The words come out too loud, ringing in the silence, and they scald her throat. But Leela doesn't try to take them back. It's the truth, isn't it? It's what she's been thinking all along: if only one of them wins, then both of them lose. There won't be a Victor, not for her and Fry. Just the one who dies, and the one who has to live with it.

And then it hits her. The way to make the Gamemakers feel it.

"We both lose," she murmurs.

She uncaps the poison darts and puts one back in Fry's hand, curling his fingers around it and raising it level with her own heart. She holds the other up to his chest.

"I don't want to win. Not without you."

Horror dawns on Fry's face.

"No. No way." Under her splayed fingers, Leela can feel his heart pick up. "I won't."

Leela hesitates. She could yell at him, or try to make him see her point of view, but there's no time. They have to act before the Gamemakers do.

So she plays the only card she can. It doesn't feel fair, but then, nothing about this is fair.

Fry's hair is stiff with dirt and sweat. Leela pushes it out of his eyes and touches his cheek. The gesture is so gentle it feels foreign, but it works. Fry's anger becomes uncertainty.

"Wha . . . what are you . . . ?"

"Do you love me?"

Fry swallows. There is a long, long pause.

"Yes," he whispers at last.

Leela rests her forehead against his and shuts her eye. It's a tiny respite, an instant in which she can pretend the arena doesn't exist.
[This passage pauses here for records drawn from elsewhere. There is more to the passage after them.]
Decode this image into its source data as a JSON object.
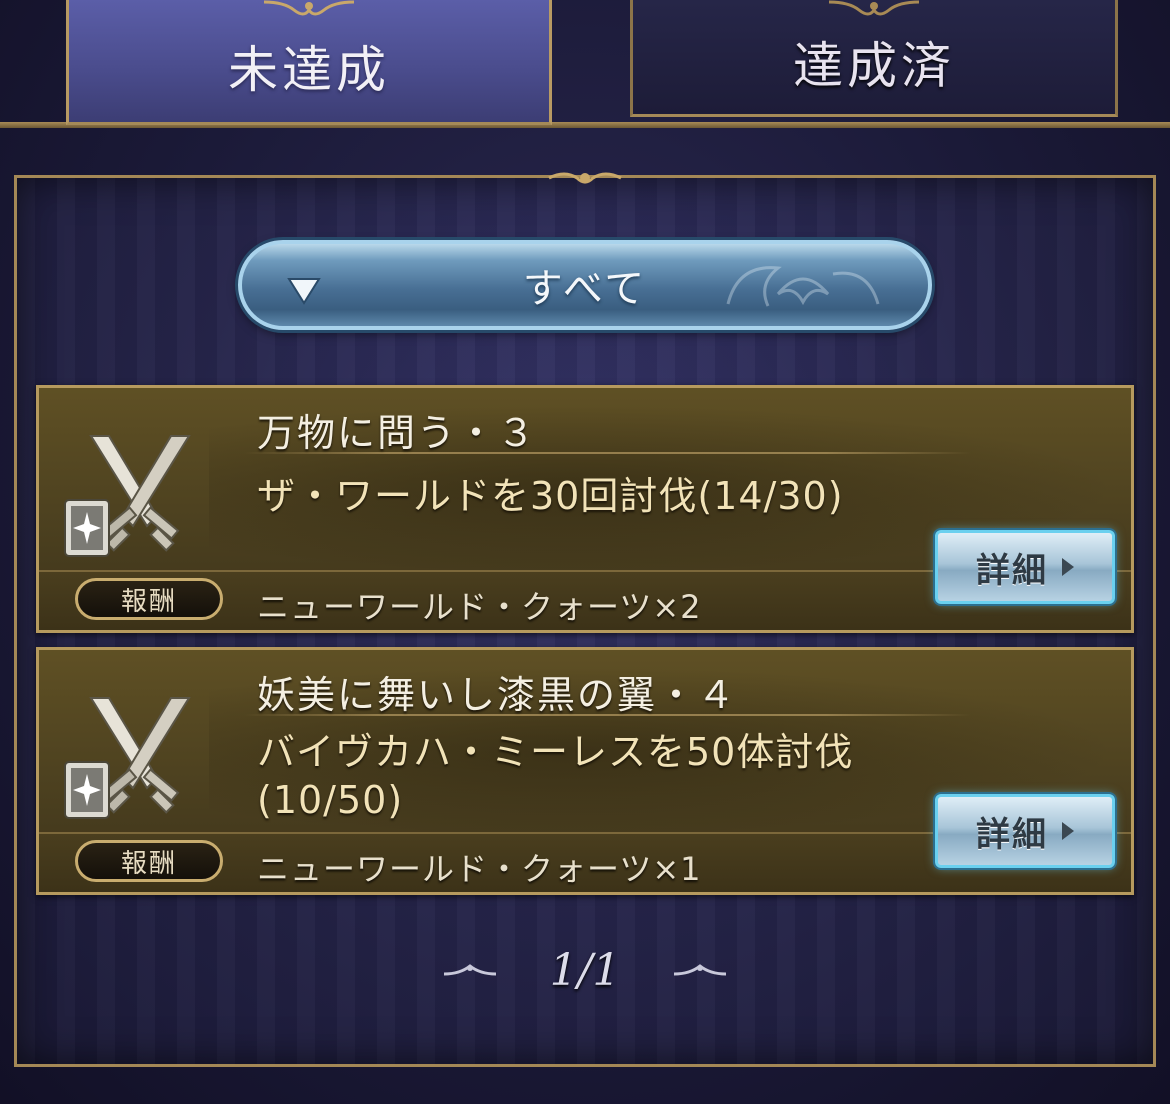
{
  "tabs": [
    {
      "label": "未達成",
      "active": true
    },
    {
      "label": "達成済",
      "active": false
    }
  ],
  "filter": {
    "selected": "すべて"
  },
  "quests": [
    {
      "title": "万物に問う・３",
      "description": "ザ・ワールドを30回討伐(14/30)",
      "progress": {
        "current": 14,
        "target": 30
      },
      "reward_label": "報酬",
      "reward": "ニューワールド・クォーツ×2",
      "detail_label": "詳細",
      "icon": "crossed-swords-icon"
    },
    {
      "title": "妖美に舞いし漆黒の翼・４",
      "description": "バイヴカハ・ミーレスを50体討伐(10/50)",
      "progress": {
        "current": 10,
        "target": 50
      },
      "reward_label": "報酬",
      "reward": "ニューワールド・クォーツ×1",
      "detail_label": "詳細",
      "icon": "crossed-swords-icon"
    }
  ],
  "pagination": {
    "label": "1/1"
  },
  "colors": {
    "gold_border": "#b69a5e",
    "active_tab": "#4b4d8e",
    "filter_blue": "#486f94",
    "detail_glow": "#6ad0ef"
  }
}
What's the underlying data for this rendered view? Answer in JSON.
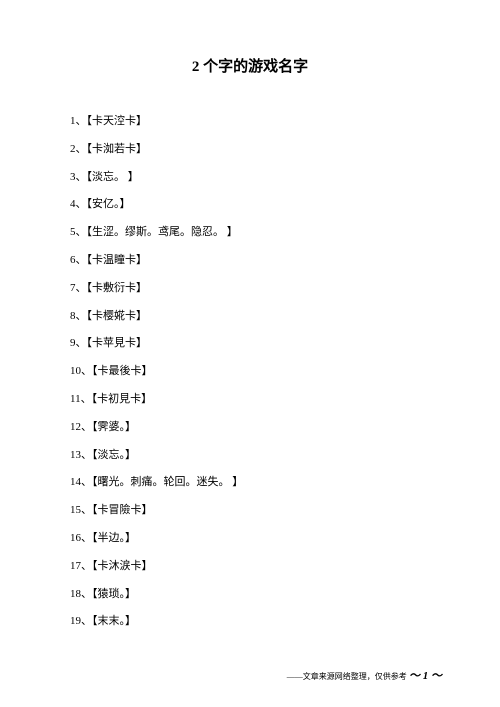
{
  "title": "2 个字的游戏名字",
  "items": [
    "1、【卡天涳卡】",
    "2、【卡洳若卡】",
    "3、【淡忘。 】",
    "4、【安亿。】",
    "5、【生涩。缪斯。鸢尾。隐忍。 】",
    "6、【卡温瞳卡】",
    "7、【卡敷衍卡】",
    "8、【卡樱婲卡】",
    "9、【卡苹見卡】",
    "10、【卡最後卡】",
    "11、【卡初見卡】",
    "12、【霁婆。】",
    "13、【淡忘。】",
    "14、【曙光。刺痛。轮回。迷失。 】",
    "15、【卡冒險卡】",
    "16、【半边。】",
    "17、【卡沐涙卡】",
    "18、【猿琐。】",
    "19、【末末。】"
  ],
  "footer": {
    "source": "——文章来源网络整理，仅供参考",
    "page": "～ 1 ～"
  }
}
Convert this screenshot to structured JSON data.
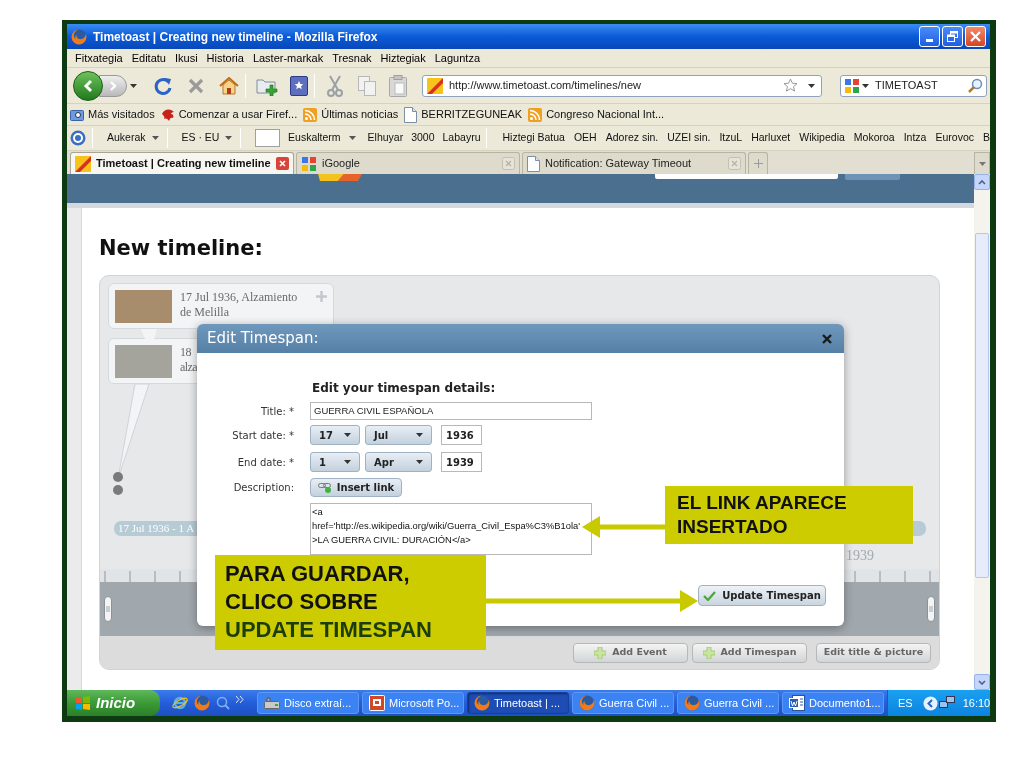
{
  "window": {
    "title": "Timetoast | Creating new timeline - Mozilla Firefox"
  },
  "menu_bar": [
    "Fitxategia",
    "Editatu",
    "Ikusi",
    "Historia",
    "Laster-markak",
    "Tresnak",
    "Hiztegiak",
    "Laguntza"
  ],
  "toolbar": {
    "address": "http://www.timetoast.com/timelines/new",
    "search": "TIMETOAST"
  },
  "bookmarks": [
    {
      "label": "Más visitados",
      "kind": "smart"
    },
    {
      "label": "Comenzar a usar Firef...",
      "kind": "start"
    },
    {
      "label": "Últimas noticias",
      "kind": "feed"
    },
    {
      "label": "BERRITZEGUNEAK",
      "kind": "page"
    },
    {
      "label": "Congreso Nacional Int...",
      "kind": "feed"
    }
  ],
  "dictionary_bar": {
    "menus": [
      "Aukerak",
      "ES · EU"
    ],
    "dictionaries": [
      {
        "label": "Euskalterm",
        "dropdown": true
      },
      {
        "label": "Elhuyar",
        "dropdown": false
      },
      {
        "label": "3000",
        "dropdown": false
      },
      {
        "label": "Labayru",
        "dropdown": false
      }
    ],
    "links": [
      "Hiztegi Batua",
      "OEH",
      "Adorez sin.",
      "UZEI sin.",
      "ItzuL",
      "Harluxet",
      "Wikipedia",
      "Mokoroa",
      "Intza",
      "Eurovoc",
      "B"
    ]
  },
  "tabs": [
    {
      "label": "Timetoast | Creating new timeline",
      "selected": true,
      "kind": "timetoast"
    },
    {
      "label": "iGoogle",
      "selected": false,
      "kind": "google"
    },
    {
      "label": "Notification: Gateway Timeout",
      "selected": false,
      "kind": "page"
    }
  ],
  "page": {
    "heading": "New timeline:",
    "events": [
      {
        "lines": [
          "17 Jul 1936, Alzamiento",
          "de Melilla"
        ],
        "kind": "full"
      },
      {
        "lines": [
          "18",
          "alza"
        ],
        "kind": "covered"
      }
    ],
    "timespan_label": "17 Jul 1936 - 1 A",
    "year_label": "1939",
    "buttons": [
      {
        "label": "Add Event",
        "kind": "add"
      },
      {
        "label": "Add Timespan",
        "kind": "add"
      },
      {
        "label": "Edit title & picture",
        "kind": "edit"
      }
    ]
  },
  "dialog": {
    "title": "Edit Timespan:",
    "heading": "Edit your timespan details:",
    "title_field": {
      "label": "Title: *",
      "value": "GUERRA CIVIL ESPAÑOLA"
    },
    "start_date": {
      "label": "Start date: *",
      "day": "17",
      "month": "Jul",
      "year": "1936"
    },
    "end_date": {
      "label": "End date: *",
      "day": "1",
      "month": "Apr",
      "year": "1939"
    },
    "description": {
      "label": "Description:",
      "button": "Insert link",
      "value": "<a href='http://es.wikipedia.org/wiki/Guerra_Civil_Espa%C3%B1ola' >LA GUERRA CIVIL: DURACIÓN</a>"
    },
    "submit": "Update Timespan"
  },
  "callouts": [
    {
      "text": "EL LINK APARECE INSERTADO"
    },
    {
      "text": "PARA GUARDAR, CLICO SOBRE",
      "emphasis": "UPDATE TIMESPAN"
    }
  ],
  "taskbar": {
    "start": "Inicio",
    "tasks": [
      {
        "label": "Disco extraí...",
        "selected": false,
        "kind": "drive"
      },
      {
        "label": "Microsoft Po...",
        "selected": false,
        "kind": "slides"
      },
      {
        "label": "Timetoast | ...",
        "selected": true,
        "kind": "firefox"
      },
      {
        "label": "Guerra Civil ...",
        "selected": false,
        "kind": "firefox"
      },
      {
        "label": "Guerra Civil ...",
        "selected": false,
        "kind": "firefox"
      },
      {
        "label": "Documento1...",
        "selected": false,
        "kind": "word"
      }
    ],
    "language": "ES",
    "clock": "16:10"
  }
}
"Then trust me," she breathes back.

Fry shivers.

"Together?" he asks.

"On three," Leela confirms.

Fry nods.

"Okay."

He takes a deep, shuddering breath.

"Three," Leela says quietly.

She presses her lips to his then pulls away, afraid to prolong the kiss.

"Two," Fry mumbles.

He's really going to do it. He's really going to die for her.

And she's going to die for him.

I'm sorry, Mom, Leela thinks.

"One -"

"STOP! STOP!" Abner Doubledeal's wild, panicked voice bursts out of hidden speakers. "LADIES AND GENTLEMEN AND VARIATIONS THEREUPON, I GIVE YOU THE JOINT VICTORS OF THIS YEAR'S CITIZENSHIP GAMES – TURANGA LEELA AND PHILIP J FRY!"